The First Schedule deals with core products and the Second Schedule (still in draft form) deals with non-core goods and services. You can see this from para 173 of PCG 2017/1DC).

Draft Schedule 2 provides guidance on the transfer pricing risk associated with purchasing non-core goods and services from offshore procurements.

  • The ATO plans to assess non-core procurement hub arrangements as low risk (green zone) if the hub profit does not exceed a 25% mark-up on hub costs.
  • Taxpayers with a greater than 25% mark-up can move to the green zone if they have a 100% attribution percentage in relation to the non-core procurement hub (under Australia’s CFC rules) and include the income related to the procurement activities of the hub in their assessable income for Australian tax purposes.

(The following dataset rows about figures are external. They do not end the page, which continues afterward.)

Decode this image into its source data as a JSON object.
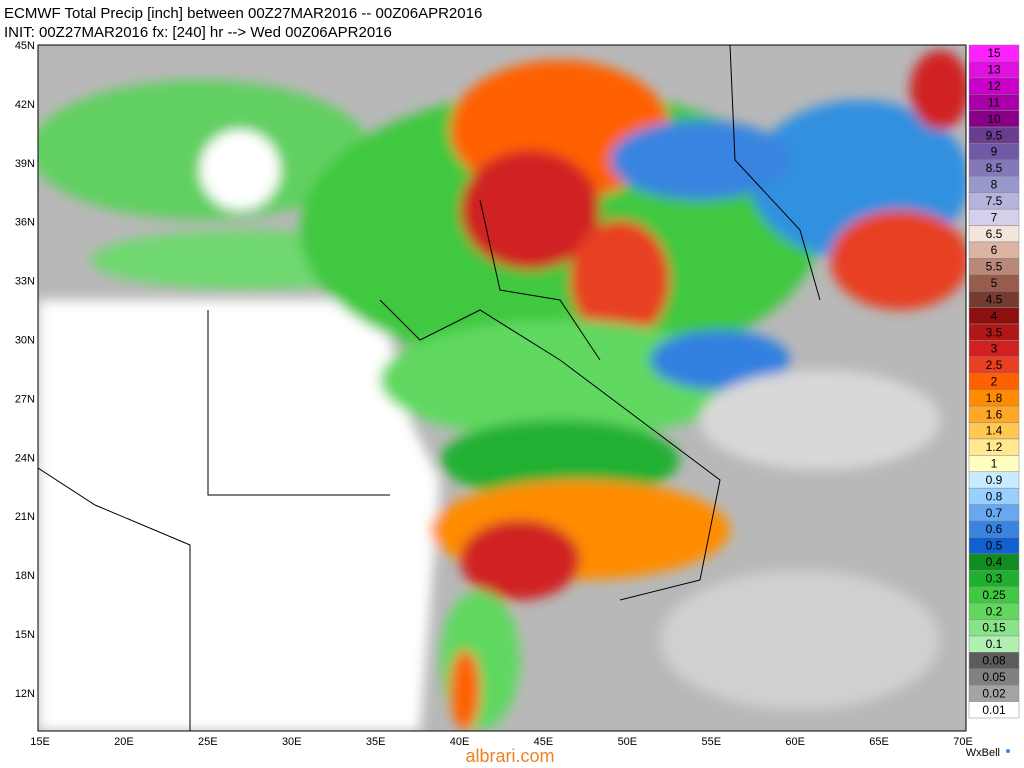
{
  "header": {
    "line1": "ECMWF Total Precip [inch] between 00Z27MAR2016 -- 00Z06APR2016",
    "line2": "INIT: 00Z27MAR2016 fx: [240] hr --> Wed 00Z06APR2016"
  },
  "map": {
    "lat_labels": [
      "45N",
      "42N",
      "39N",
      "36N",
      "33N",
      "30N",
      "27N",
      "24N",
      "21N",
      "18N",
      "15N",
      "12N"
    ],
    "lon_labels": [
      "15E",
      "20E",
      "25E",
      "30E",
      "35E",
      "40E",
      "45E",
      "50E",
      "55E",
      "60E",
      "65E",
      "70E"
    ]
  },
  "colorbar": {
    "labels": [
      "15",
      "13",
      "12",
      "11",
      "10",
      "9.5",
      "9",
      "8.5",
      "8",
      "7.5",
      "7",
      "6.5",
      "6",
      "5.5",
      "5",
      "4.5",
      "4",
      "3.5",
      "3",
      "2.5",
      "2",
      "1.8",
      "1.6",
      "1.4",
      "1.2",
      "1",
      "0.9",
      "0.8",
      "0.7",
      "0.6",
      "0.5",
      "0.4",
      "0.3",
      "0.25",
      "0.2",
      "0.15",
      "0.1",
      "0.08",
      "0.05",
      "0.02",
      "0.01"
    ],
    "colors": [
      "#ff20ff",
      "#e010e0",
      "#c800c8",
      "#a800a8",
      "#880088",
      "#6a3d8f",
      "#705aa8",
      "#8478b8",
      "#9898cc",
      "#b4b4dc",
      "#d4d0ec",
      "#f4e4dc",
      "#dcb4a4",
      "#b88878",
      "#985c4c",
      "#743c30",
      "#8c1010",
      "#b01818",
      "#d02020",
      "#e84020",
      "#ff6000",
      "#ff8c00",
      "#ffa828",
      "#ffc850",
      "#ffe890",
      "#ffffc0",
      "#c8ecff",
      "#98d0ff",
      "#68a8f0",
      "#3884e0",
      "#1060d0",
      "#108c20",
      "#20b030",
      "#40c840",
      "#60d860",
      "#88e488",
      "#b0f0b0",
      "#5c5c5c",
      "#808080",
      "#a4a4a4",
      "#ffffff"
    ]
  },
  "footer": {
    "watermark": "albrari.com",
    "logo": "WxBell"
  }
}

PROPOSED DATE OF EFFECT: When finalised, Schedule 2 will apply to income tax years commencing on or after 1 January 2018.

COMMENTS on Draft Schedule 2 are due by 27 July 2018.

[ATO website: Advice Under Development [3902]; LTN 121, 27/6/18; Tax Month – June 2018]

 

Study Questions (answers available)

  1. Is PCG 2017/1 about assessing audit risk for ‘procurement’ hubs (in traffic light format: green, orange, red)?
  2. Is the First Schedule about procurement of ‘core’ goods?
  3. Is the Draft Second Schedule about ‘non-core’ goods?
  4. Is the only way to be assessed as in the ‘green zone’ having a mark up of no more than 25%?